Pembuangan fokus septik atau penyebab radang lain
dilakukan dengan operasi laparotomi. Insisi yang dipilih adalah insisi vertikal
digaris tengah yang menghasilkan jalan masuk ke seluruh abdomen dan mudah
dibuka serta ditutup.Jika peritonitis terlokalisasi, insisi ditujukan diatas
tempat inflamasi.Tehnik operasi yang digunakan untuk mengendalikan kontaminasi
tergantung pada lokasi dan sifat patologis dari saluran gastrointestinal.Pada
umumnya, kontaminasi peritoneum yang terus menerus dapat dicegah dengan
menutup, mengeksklusi, atau mereseksi viskus yang perforasi.
Lavase peritoneum dilakukan pada peritonitis yang
difus, yaitu dengan menggunakan larutan kristaloid (saline). Agar tidak terjadi
penyebaran infeksi ketempat yang tidak terkontaminasi maka dapat diberikan
antibiotika ( misal sefalosporin ) atau antiseptik (misal povidon iodine) pada
cairan irigasi. Bila peritonitisnya terlokalisasi, sebaiknya tidak dilakukan
lavase peritoneum, karena tindakan ini akan dapat menyebabkan bakteria menyebar
ketempat lain.
b. Pengobatan
Biasanya yang pertama dilakukan adalah pembedahan
eksplorasi darurat, terutama bila terdapat apendisitis, ulkus peptikum yang
mengalami perforasi atau divertikulitis. Pada
peradangan pankreas (pankreatitis akut) atau penyakit radang panggul pada
wanita, pembedahan darurat biasanya tidak dilakukan.Diberikan antibiotik yang
tepat, bila perlu beberapa macam antibiotik diberikan bersamaan.

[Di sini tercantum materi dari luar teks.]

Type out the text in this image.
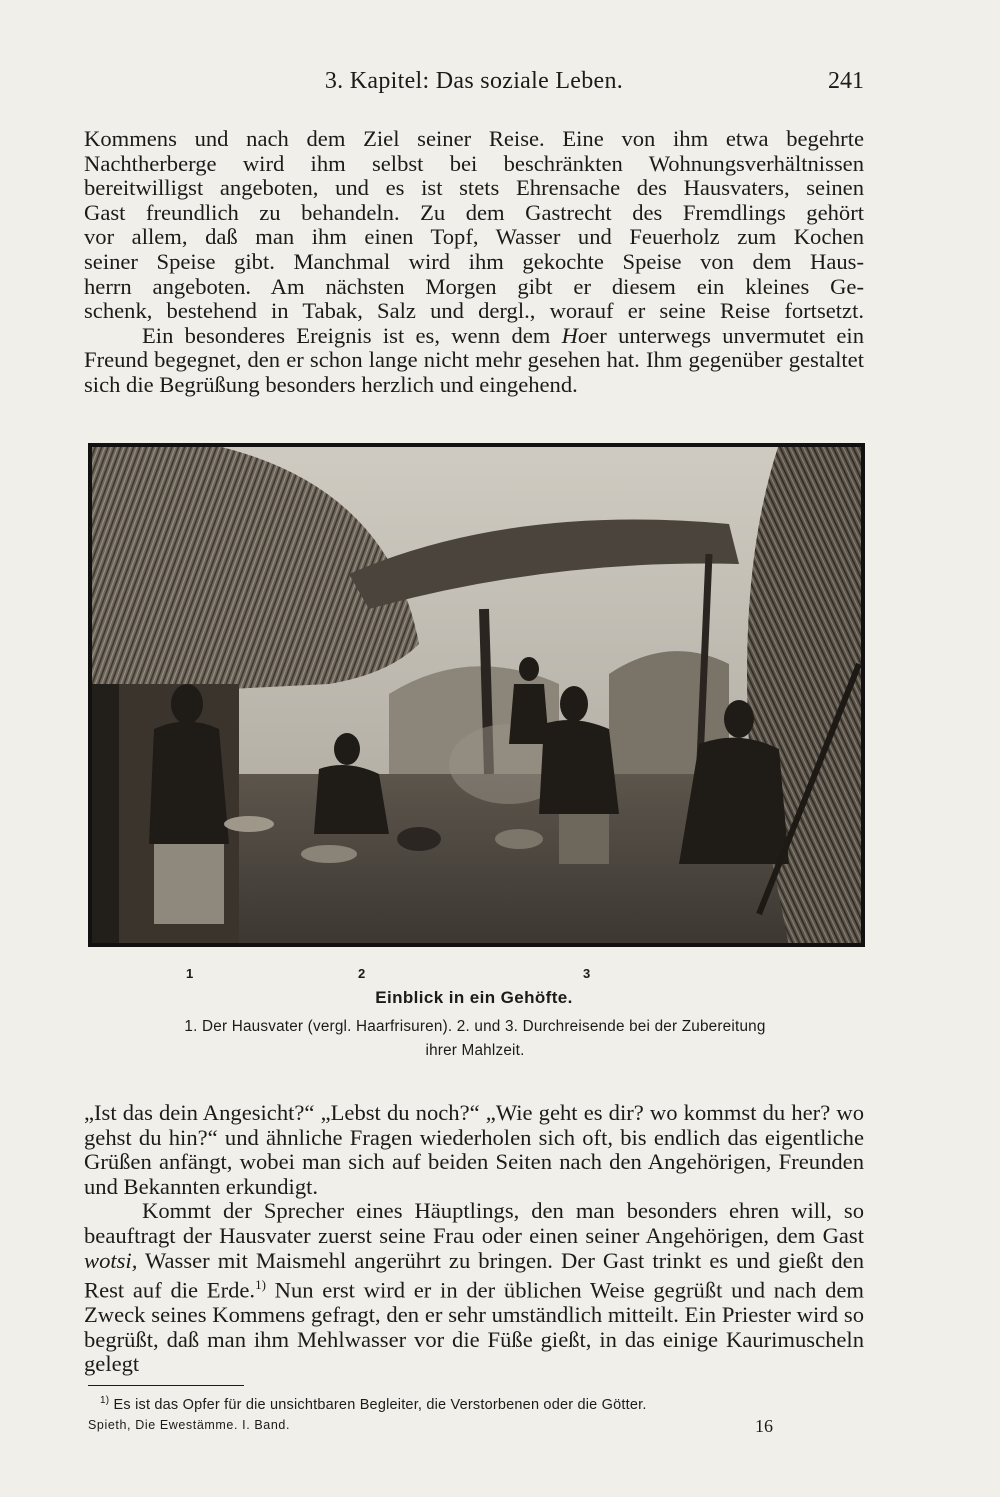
3. Kapitel: Das soziale Leben.	241
Kommens und nach dem Ziel seiner Reise. Eine von ihm etwa begehrte
Nachtherberge wird ihm selbst bei beschränkten Wohnungsverhältnissen
bereitwilligst angeboten, und es ist stets Ehrensache des Hausvaters, seinen
Gast freundlich zu behandeln. Zu dem Gastrecht des Fremdlings gehört
vor allem, daß man ihm einen Topf, Wasser und Feuerholz zum Kochen
seiner Speise gibt. Manchmal wird ihm gekochte Speise von dem Haus-
herrn angeboten. Am nächsten Morgen gibt er diesem ein kleines Ge-
schenk, bestehend in Tabak, Salz und dergl., worauf er seine Reise fortsetzt.
Ein besonderes Ereignis ist es, wenn dem Hoer unterwegs unvermutet ein Freund begegnet, den er schon lange nicht mehr gesehen hat. Ihm gegenüber gestaltet sich die Begrüßung besonders herzlich und eingehend.
1	2	3
Einblick in ein Gehöfte.
1. Der Hausvater (vergl. Haarfrisuren). 2. und 3. Durchreisende bei der Zubereitung
ihrer Mahlzeit.
„Ist das dein Angesicht?“ „Lebst du noch?“ „Wie geht es dir? wo kommst du her? wo gehst du hin?“ und ähnliche Fragen wiederholen sich oft, bis endlich das eigentliche Grüßen anfängt, wobei man sich auf beiden Seiten nach den Angehörigen, Freunden und Bekannten erkundigt.
Kommt der Sprecher eines Häuptlings, den man besonders ehren will, so beauftragt der Hausvater zuerst seine Frau oder einen seiner Angehörigen, dem Gast wotsi, Wasser mit Maismehl angerührt zu bringen. Der Gast trinkt es und gießt den Rest auf die Erde.$^{1)}$ Nun erst wird er in der üblichen Weise gegrüßt und nach dem Zweck seines Kommens gefragt, den er sehr umständlich mitteilt. Ein Priester wird so begrüßt, daß man ihm Mehlwasser vor die Füße gießt, in das einige Kaurimuscheln gelegt
$^{1)}$ Es ist das Opfer für die unsichtbaren Begleiter, die Verstorbenen oder die Götter.
Spieth, Die Ewestämme. I. Band.	16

Keperawatan perioperatif merupakan istilah yang
digunakan untuk menggambarkan keragaman fungsi keperawatan yang berkaitan
dengan pengalaman pembedahan pasien yang mencakup tiga fase yaitu :
1.
Fase praoperatif dari peran keperawatan
perioperatif dimulai ketika keputusan untuk intervensi bedah dibuat dan
berakhir ketika pasien digiring kemeja operasi.Lingkup aktivitas keperawatan
selama waktu tersebut dapat mencakup penetapan pengkajian dasar pasien
ditatanan kliniik atau dirumah, menjalani wawancaran praoperatif dan menyiapkan
pasien untuk anastesi yang diberikan dan pembedahan.Bagaimanapun, aktivitas
keperawatan mungkin dibatasi hingga melakukan pengkajian pasien praoperatif
ditempat ruang operasi.
2.
Fase intraoperatif dari keperawatan
perioperatif dimulai dketika pasien masuk atau dipindah kebagian atau keruang
pemulihan. Pada fase ini lingkup aktivitas keperawatan dapat meliputi: memasang
infuse (IV), memberikan medikasi intravena, melakukan pemantauan fisiologis
menyeluruh sepanjang prosedur pembedahan dan menjaga keselamatan pasien. Pada
beberapa contoh, aktivitas keperawatan terbatas hanyapada menggemgam tangan
pasien selama induksi anastesia umum, bertindak dalam peranannya sebagai
perawat scub, atau membantu dalam mengatur posisi pasien diatas meja operasi
dengan menggunakan prinsip-prinsip dasar kesejajaran tubuh.
3.
Fase pascaoperatif dimulai dengan
masuknya pasien keruang pemulihan dan berakhir dengan evaluasi
tindak lanjut pada tatanan kliniik atau dirumah.Lingkup keperawatan mencakup
rentang aktivitas yang luas selama periode ini.Pada fase pascaoperatif
langsung, focus terhadap mengkaji efek dari agen anastesia dan memantau fungsi
vital serta mencegah komplikasi.Aktivitas keperawatan kemudian berfokus pada
penyembuhan pasien dan melakukan penyuluhan, perawatan tindak lanjut dan
rujukan yang penting untuk penyembuhan yang berhasil dan rehabilitasi diikuti
dengan pemulangan. Setiap fase ditelaah lebih detail lagi dalam unit ini. Kapan
berkaitan dan memungkinkan, proses keperawatan pengkajian, diagnosa
keperawatan, intervensi dan evaluasi diuraikan.